Effects of the mean free path and relaxation in a model for the aggregation of particles in superfluid media

TL;DR

This study models particle aggregation in superfluid helium, revealing how mean free path and relaxation influence cluster structure, transitioning from compact to fractal forms, aligning with experimental observations.

Contribution

Introduces a two-dimensional aggregation model incorporating relaxation and ballistic moves, elucidating their effects on cluster structure and screening phenomena.

Findings

Relaxation increases average coordination number.

Cluster structure transitions from compact to fractal with size.

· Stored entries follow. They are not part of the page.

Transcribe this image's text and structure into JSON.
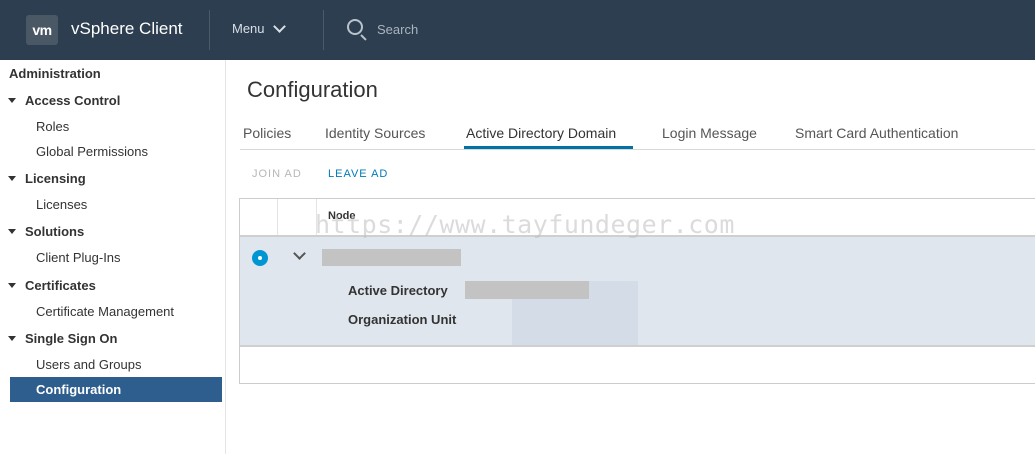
{
  "header": {
    "logo_text": "vm",
    "app_title": "vSphere Client",
    "menu_label": "Menu",
    "search_placeholder": "Search"
  },
  "sidebar": {
    "title": "Administration",
    "sections": [
      {
        "label": "Access Control",
        "items": [
          "Roles",
          "Global Permissions"
        ]
      },
      {
        "label": "Licensing",
        "items": [
          "Licenses"
        ]
      },
      {
        "label": "Solutions",
        "items": [
          "Client Plug-Ins"
        ]
      },
      {
        "label": "Certificates",
        "items": [
          "Certificate Management"
        ]
      },
      {
        "label": "Single Sign On",
        "items": [
          "Users and Groups",
          "Configuration"
        ]
      }
    ],
    "active_item": "Configuration"
  },
  "main": {
    "page_title": "Configuration",
    "tabs": [
      "Policies",
      "Identity Sources",
      "Active Directory Domain",
      "Login Message",
      "Smart Card Authentication"
    ],
    "active_tab": "Active Directory Domain",
    "actions": {
      "join": "JOIN AD",
      "leave": "LEAVE AD"
    },
    "grid": {
      "column_node": "Node",
      "details": {
        "active_directory": "Active Directory",
        "organization_unit": "Organization Unit"
      }
    }
  },
  "watermark": "https://www.tayfundeger.com",
  "colors": {
    "header_bg": "#2d3e50",
    "active_item_bg": "#2d5e8e",
    "accent": "#0072a3",
    "selected_row": "#dfe6ee"
  }
}
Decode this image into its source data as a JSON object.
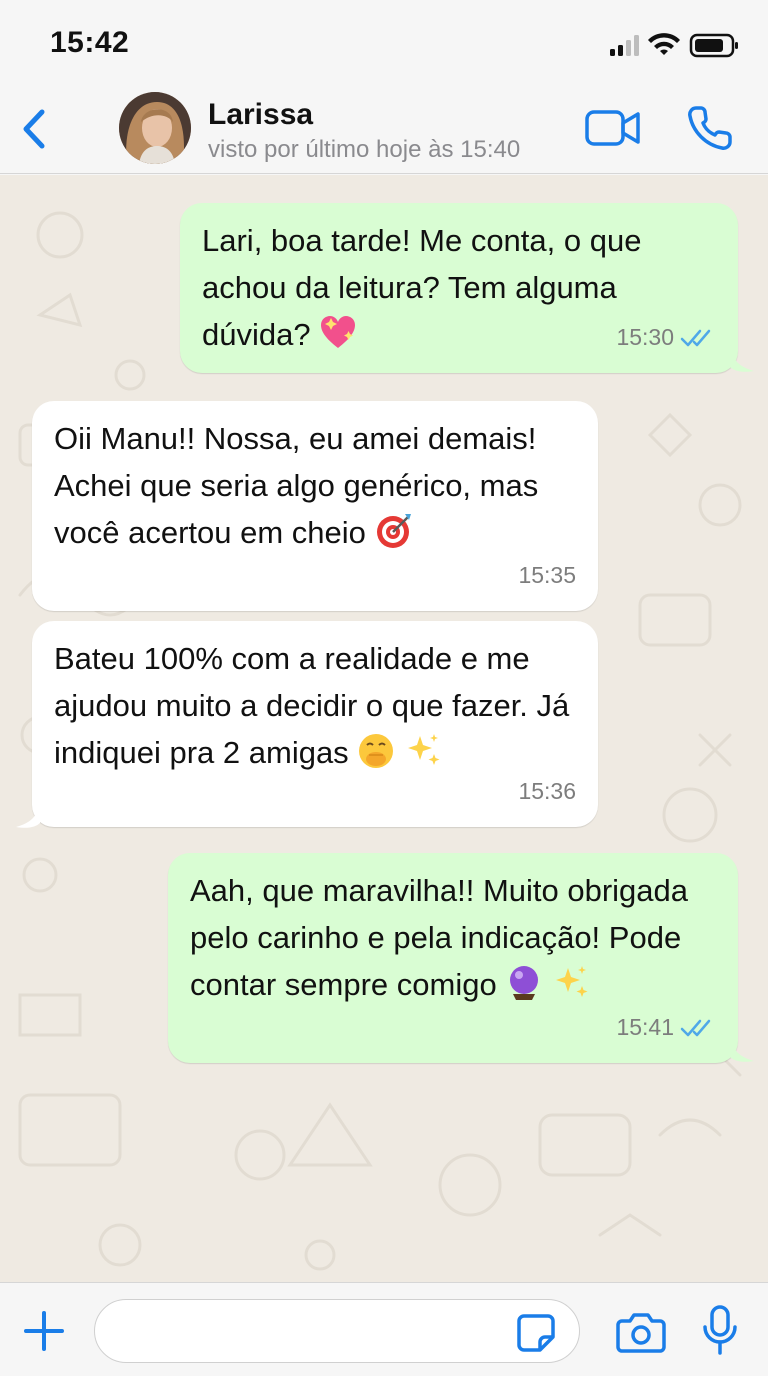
{
  "status_bar": {
    "time": "15:42"
  },
  "header": {
    "contact_name": "Larissa",
    "contact_status": "visto por último hoje às 15:40"
  },
  "messages": [
    {
      "direction": "out",
      "text": "Lari, boa tarde! Me conta, o que achou da leitura? Tem alguma dúvida?",
      "emoji": [
        "sparkling-heart"
      ],
      "time": "15:30",
      "read": true
    },
    {
      "direction": "in",
      "text": "Oii Manu!! Nossa, eu amei demais! Achei que seria algo genérico, mas você acertou em cheio",
      "emoji": [
        "direct-hit"
      ],
      "time": "15:35"
    },
    {
      "direction": "in",
      "text": "Bateu 100% com a realidade e me ajudou muito a decidir o que fazer. Já indiquei pra 2 amigas",
      "emoji": [
        "hand-over-mouth",
        "sparkles"
      ],
      "time": "15:36"
    },
    {
      "direction": "out",
      "text": "Aah, que maravilha!! Muito obrigada pelo carinho e pela indicação! Pode contar sempre comigo",
      "emoji": [
        "crystal-ball",
        "sparkles"
      ],
      "time": "15:41",
      "read": true
    }
  ],
  "input": {
    "placeholder": ""
  },
  "colors": {
    "accent": "#1a7de8",
    "outgoing_bubble": "#d9fdd3",
    "incoming_bubble": "#ffffff",
    "chat_background": "#efeae2",
    "read_tick": "#4fa8e8"
  }
}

Scaling law describes crossover between regimes.

Abstract

In this paper, we study a two-dimensional model for the growth of molecular clusters in superfluid helium at low temperature. In the model, particles of diameter a follow random ballistic moves of length \delta = a-256a. Upon attachment on the cluster surface, particles allow one-step relaxation to the nearest twofold coordinated site. Average coordination numbers of particles show that in the presence of relaxation the screening for incoming particles modifies the microscopic structure of the cluster. These results are in qualitative agreement with experimental aggregation of methane in He droplets, in which large abundance of fully coordinated sites is observed. The average coordination number increases with \delta, showing that screening is relevant when relaxation is present. As the cluster size increases, the corresponding structure clusters changes from a compact to a fractal, typical of ballistic and diffusion limited models, respectively. A scaling ansatz describing the crossover between the two regimes is proposed.